If passage of normal relations with the U.S. does not occur, “it will push us away from the more reasonable people in China,” said former U.S. ambassador to China, James Sasser, who spoke to Atlanta businesspeople at the Capital City Club last week.
Mr. Sasser and Sen. Max Baucus (D-Mont.) spoke to representatives of such firms as the Coca-Cola Co., Home Depot, Ford Motor Co., Georgia-Pacific Corp. and the USA Poultry & Egg Export Council at the U.S. Chamber of Commerce-organized event.
Both speakers emphasized that while passage of the bill that would give U.S. firms access to the China market looks likely in the Senate, its fate in the House is not easy to predict and they each asked company leaders to influence their colleagues and congressmen.
Although there are elements in China that do not want the country to get close to the U.S., said Mr. Sasser, an 18-year senator from Tennessee who served as ambassador from 1996-99, “there are economic reformers, people who want to reform the country and bring it closer to the West.”
He added that the chances of China, which desires recognition as a significant world power, behaving on the military front is more likely if it has normal trade relations with the U.S.
“The U.S. has nothing to lose from the passage of the bill,” he said, adding that U.S. agriculture companies in particular could be the big winners in normalized relations with China.
“There are more cigarette smokers in China than there are people in the U.S.,” said Mr. Sasser, “a fact not lost on tobacco-growing states.”
Tobacco is Georgia’s fourth largest agricultural export, totaling $71 million in 1998. The state’s poultry sector, which had exports of $375 million, would also greatly benefit from China’s market.
As that country’s market develops, said Mr. Sasser, the Chinese diet will become more sophisticated and the demand for meat and other foodstuffs that China cannot adequately supply will increase.

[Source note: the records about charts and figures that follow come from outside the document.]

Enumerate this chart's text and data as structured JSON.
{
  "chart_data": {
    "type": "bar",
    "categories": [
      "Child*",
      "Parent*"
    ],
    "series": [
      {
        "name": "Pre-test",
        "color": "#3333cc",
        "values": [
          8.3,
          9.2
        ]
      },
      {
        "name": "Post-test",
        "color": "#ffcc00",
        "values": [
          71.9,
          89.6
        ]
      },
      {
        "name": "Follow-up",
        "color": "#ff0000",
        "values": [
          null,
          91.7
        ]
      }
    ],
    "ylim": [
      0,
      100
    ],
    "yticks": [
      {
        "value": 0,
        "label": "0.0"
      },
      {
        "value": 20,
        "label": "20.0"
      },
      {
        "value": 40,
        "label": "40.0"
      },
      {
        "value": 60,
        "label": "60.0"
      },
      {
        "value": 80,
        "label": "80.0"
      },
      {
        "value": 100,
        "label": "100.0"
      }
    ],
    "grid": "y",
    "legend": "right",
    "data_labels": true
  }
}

Mr. Sasser told GlobalFax after the event that the majority of U.S. businesses already located in China are doing well, especially Motorola and General Motors, but admitted that a number of U.S. firms do fail in China, in large part because of the lack of transparency in conducting business and an absence of established rules and regulations. Membership in the World Trade Organization, to be voted on in June, should provide that structure, he said.